I laid motionless for a minute or so, going through a checklist of self-diagnosis. First, I wiggled my toes to eliminate paralysis. I started to rock back and forth looking for the sharp pain of broken bones. Then I laid back to open my lungs and overcome the tendency to hyperventilate. Sarah and her friends caught up. I decided I didn't need Ski Patrol's assistance, especially considering that a ride in their sled, although it looks like fun, is not covered by insurance. (Thanks Patty Caret for finding that out for us.) I made my way up and clicked into the one ski that had released in the process. As I met up with the groomer and headed for the lift line, still weezing and suffering mostly from blow to my pride, i noticed a lack of edge response from my left ski (the one that stayed on). When I met up with the rest of our party waiting in line, they noticed the tail of my ski was sticking up in the air. So to literally add insult to injury, I had snapped my ski in half.

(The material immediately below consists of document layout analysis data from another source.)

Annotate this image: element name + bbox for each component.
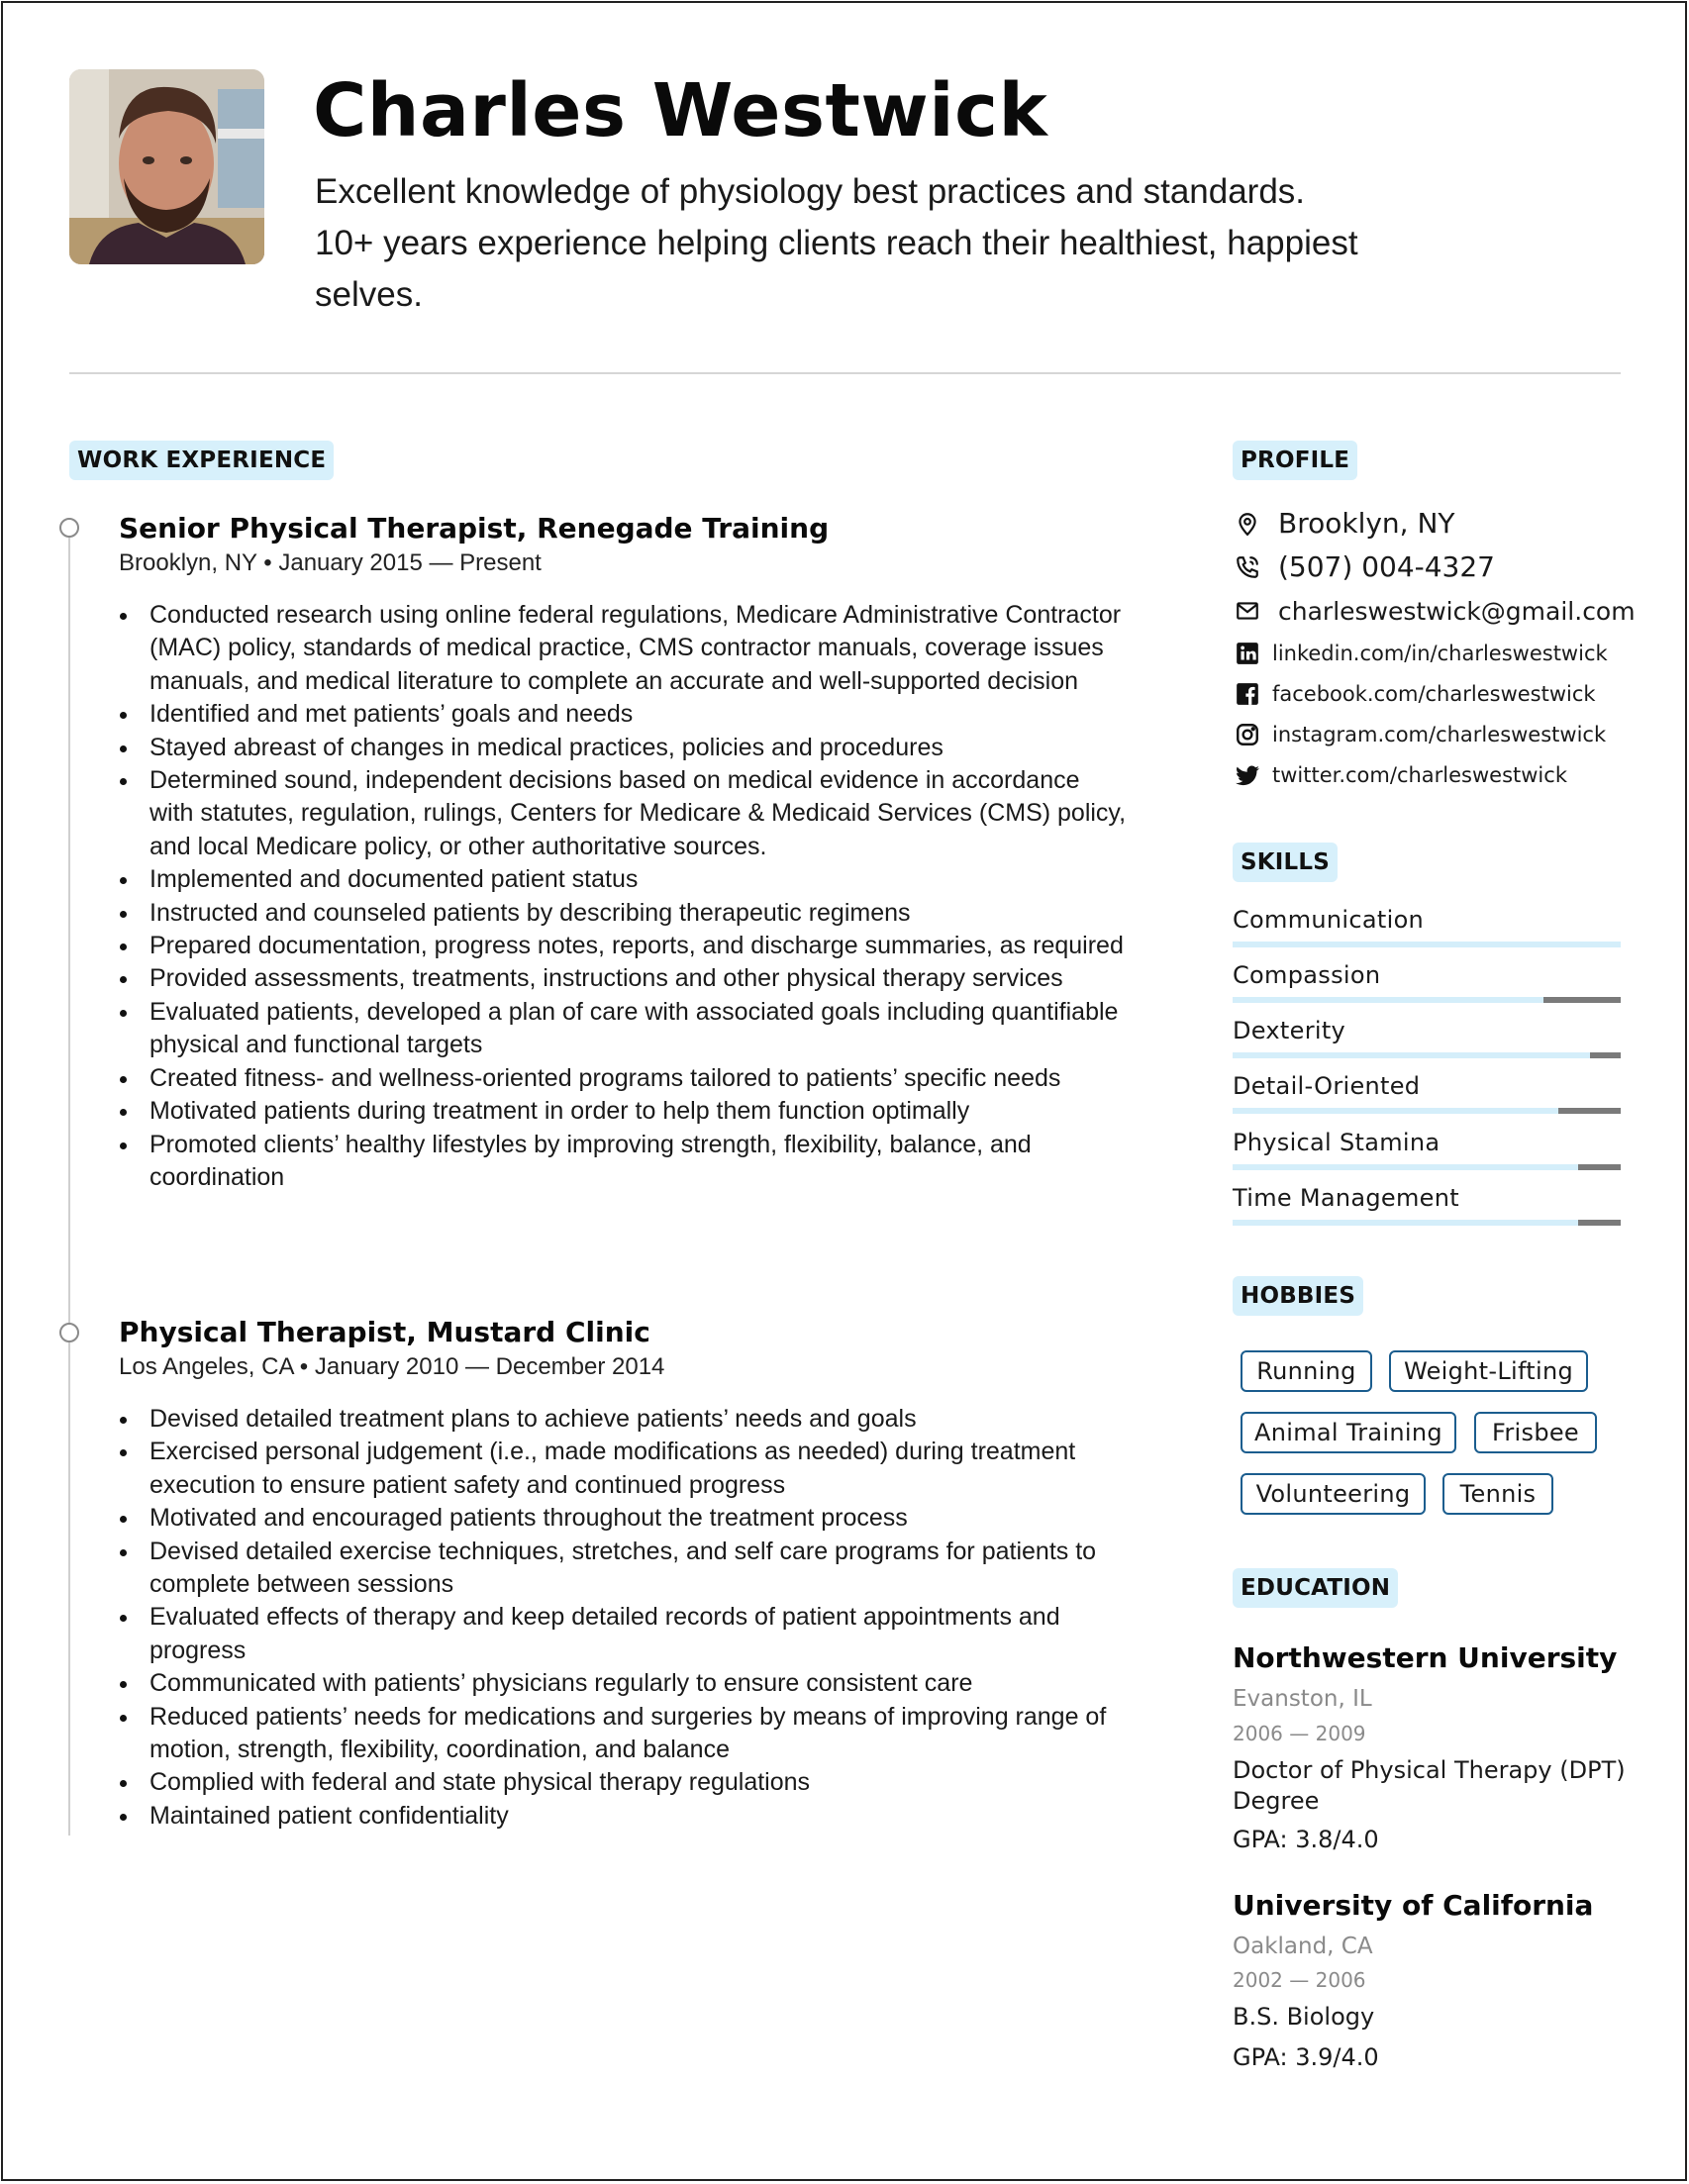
- skill-level-fill: [1233, 1220, 1578, 1226]
- skills-heading: SKILLS: [1233, 843, 1339, 882]
- bullet-item: Prepared documentation, progress notes, …: [118, 930, 1128, 962]
- mail-icon: [1233, 596, 1262, 626]
- skill-level-bar: [1233, 942, 1621, 947]
- phone-icon: [1233, 552, 1262, 582]
- bullet-item: Motivated and encouraged patients throug…: [118, 1502, 1128, 1535]
- contact-linkedin[interactable]: linkedin.com/in/charleswestwick: [1233, 639, 1608, 668]
- bullet-item: Conducted research using online federal …: [118, 599, 1128, 698]
- education-years: 2006 — 2009: [1233, 1722, 1366, 1745]
- skill-level-bar: [1233, 1164, 1621, 1170]
- skill-level-fill: [1233, 942, 1621, 947]
- bullet-item: Evaluated patients, developed a plan of …: [118, 996, 1128, 1062]
- skill-level-fill: [1233, 1052, 1590, 1058]
- job-bullets: Conducted research using online federal …: [118, 599, 1128, 1194]
- job-bullets: Devised detailed treatment plans to achi…: [118, 1403, 1128, 1833]
- education-heading: EDUCATION: [1233, 1568, 1399, 1608]
- location-text: Brooklyn, NY: [1278, 507, 1455, 540]
- contact-facebook[interactable]: facebook.com/charleswestwick: [1233, 679, 1596, 709]
- education-degree: Doctor of Physical Therapy (DPT): [1233, 1756, 1626, 1784]
- education-location: Evanston, IL: [1233, 1686, 1372, 1712]
- bullet-item: Created fitness- and wellness-oriented p…: [118, 1062, 1128, 1095]
- bullet-item: Evaluated effects of therapy and keep de…: [118, 1601, 1128, 1667]
- skill-label: Communication: [1233, 906, 1425, 934]
- skill-level-bar: [1233, 997, 1621, 1003]
- bullet-item: Devised detailed treatment plans to achi…: [118, 1403, 1128, 1436]
- contact-email[interactable]: charleswestwick@gmail.com: [1233, 596, 1636, 626]
- skill-level-bar: [1233, 1052, 1621, 1058]
- bullet-item: Exercised personal judgement (i.e., made…: [118, 1436, 1128, 1502]
- profile-heading: PROFILE: [1233, 441, 1358, 480]
- skill-label: Compassion: [1233, 961, 1381, 989]
- instagram-icon: [1233, 720, 1262, 749]
- job-meta: Los Angeles, CA • January 2010 — Decembe…: [119, 1353, 665, 1380]
- skill-label: Time Management: [1233, 1184, 1459, 1212]
- bullet-item: Promoted clients’ healthy lifestyles by …: [118, 1129, 1128, 1195]
- bullet-item: Stayed abreast of changes in medical pra…: [118, 732, 1128, 764]
- bullet-item: Devised detailed exercise techniques, st…: [118, 1536, 1128, 1602]
- contact-location: Brooklyn, NY: [1233, 507, 1455, 540]
- education-degree: B.S. Biology: [1233, 2003, 1375, 2031]
- skill-level-fill: [1233, 997, 1543, 1003]
- bullet-item: Instructed and counseled patients by des…: [118, 897, 1128, 930]
- candidate-name: Charles Westwick: [313, 68, 1048, 153]
- bullet-item: Provided assessments, treatments, instru…: [118, 962, 1128, 995]
- skill-level-fill: [1233, 1164, 1578, 1170]
- bullet-item: Identified and met patients’ goals and n…: [118, 698, 1128, 731]
- twitter-icon: [1233, 760, 1262, 790]
- bullet-item: Motivated patients during treatment in o…: [118, 1095, 1128, 1128]
- hobby-chip: Tennis: [1442, 1473, 1553, 1515]
- timeline-dot-icon: [59, 1323, 79, 1342]
- education-degree: Degree: [1233, 1787, 1320, 1815]
- linkedin-link[interactable]: linkedin.com/in/charleswestwick: [1272, 642, 1608, 665]
- skill-label: Detail-Oriented: [1233, 1072, 1421, 1100]
- job-title: Senior Physical Therapist, Renegade Trai…: [119, 512, 830, 545]
- contact-instagram[interactable]: instagram.com/charleswestwick: [1233, 720, 1606, 749]
- summary-line: Excellent knowledge of physiology best p…: [315, 172, 1306, 211]
- job-meta: Brooklyn, NY • January 2015 — Present: [119, 549, 542, 576]
- education-location: Oakland, CA: [1233, 1934, 1373, 1959]
- bullet-item: Complied with federal and state physical…: [118, 1766, 1128, 1799]
- bullet-item: Determined sound, independent decisions …: [118, 764, 1128, 863]
- timeline-line: [68, 537, 70, 1836]
- twitter-link[interactable]: twitter.com/charleswestwick: [1272, 763, 1567, 787]
- phone-text[interactable]: (507) 004-4327: [1278, 550, 1495, 583]
- bullet-item: Maintained patient confidentiality: [118, 1800, 1128, 1833]
- skill-label: Physical Stamina: [1233, 1129, 1441, 1156]
- summary: Excellent knowledge of physiology best p…: [315, 166, 1483, 321]
- map-pin-icon: [1233, 509, 1262, 539]
- education-school: Northwestern University: [1233, 1641, 1618, 1674]
- education-gpa: GPA: 3.9/4.0: [1233, 2043, 1379, 2071]
- education-years: 2002 — 2006: [1233, 1968, 1366, 1992]
- hobby-chip: Running: [1241, 1350, 1372, 1392]
- contact-phone[interactable]: (507) 004-4327: [1233, 550, 1495, 583]
- education-school: University of California: [1233, 1889, 1594, 1922]
- facebook-link[interactable]: facebook.com/charleswestwick: [1272, 682, 1596, 706]
- skill-level-bar: [1233, 1220, 1621, 1226]
- contact-twitter[interactable]: twitter.com/charleswestwick: [1233, 760, 1567, 790]
- hobby-chip: Frisbee: [1474, 1412, 1597, 1453]
- email-link[interactable]: charleswestwick@gmail.com: [1278, 597, 1636, 626]
- timeline-dot-icon: [59, 518, 79, 538]
- skill-level-fill: [1233, 1108, 1559, 1114]
- skill-label: Dexterity: [1233, 1017, 1346, 1044]
- instagram-link[interactable]: instagram.com/charleswestwick: [1272, 723, 1606, 746]
- bullet-item: Communicated with patients’ physicians r…: [118, 1667, 1128, 1700]
- skill-level-bar: [1233, 1108, 1621, 1114]
- facebook-icon: [1233, 679, 1262, 709]
- profile-photo: [69, 69, 264, 264]
- hobby-chip: Weight-Lifting: [1389, 1350, 1588, 1392]
- bullet-item: Reduced patients’ needs for medications …: [118, 1701, 1128, 1767]
- education-gpa: GPA: 3.8/4.0: [1233, 1826, 1379, 1853]
- job-title: Physical Therapist, Mustard Clinic: [119, 1316, 650, 1348]
- hobby-chip: Volunteering: [1241, 1473, 1426, 1515]
- hobby-chip: Animal Training: [1241, 1412, 1456, 1453]
- summary-line: selves.: [315, 275, 423, 314]
- work-experience-heading: WORK EXPERIENCE: [69, 441, 335, 480]
- bullet-item: Implemented and documented patient statu…: [118, 863, 1128, 896]
- linkedin-icon: [1233, 639, 1262, 668]
- header-divider: [69, 372, 1621, 374]
- summary-line: 10+ years experience helping clients rea…: [315, 224, 1358, 262]
- hobbies-heading: HOBBIES: [1233, 1276, 1364, 1316]
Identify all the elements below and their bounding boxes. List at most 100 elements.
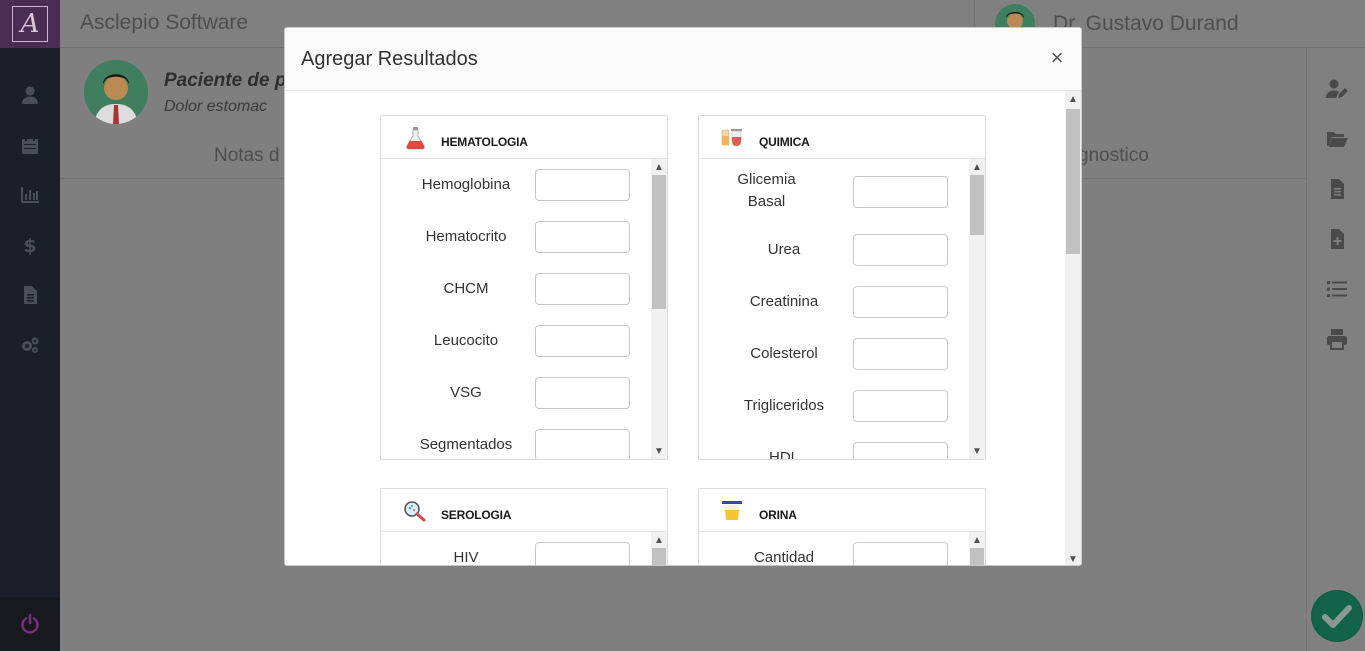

We decided to call it a day and headed right for the emergency clinic in Park City. (Readers may remember this clinic from the previous story "Utah Rocks...") X-rays on my spine came back negative for compression fracture. However the doctor was amazed at the almost perfect alignment of my discs. So thanks Dad for the lifetime of free chiropractic care. He wrote several pain prescriptions, which I was uncharacteristically quick to accept since my muscles had at this point seized up completely.
So as I sit here, on a bright Sunday morning, medicated through the roof while my wife enjoys a safe bluebird day with friends, I suppose I caution you readers to listen to that inner voice. Don't spill your coffee. Don't leave your plate on a chair. Don't pee into the wind. And don't ski stiff moguls, under the chairlift, with a bunch of friends if you SUCK at skiing moguls.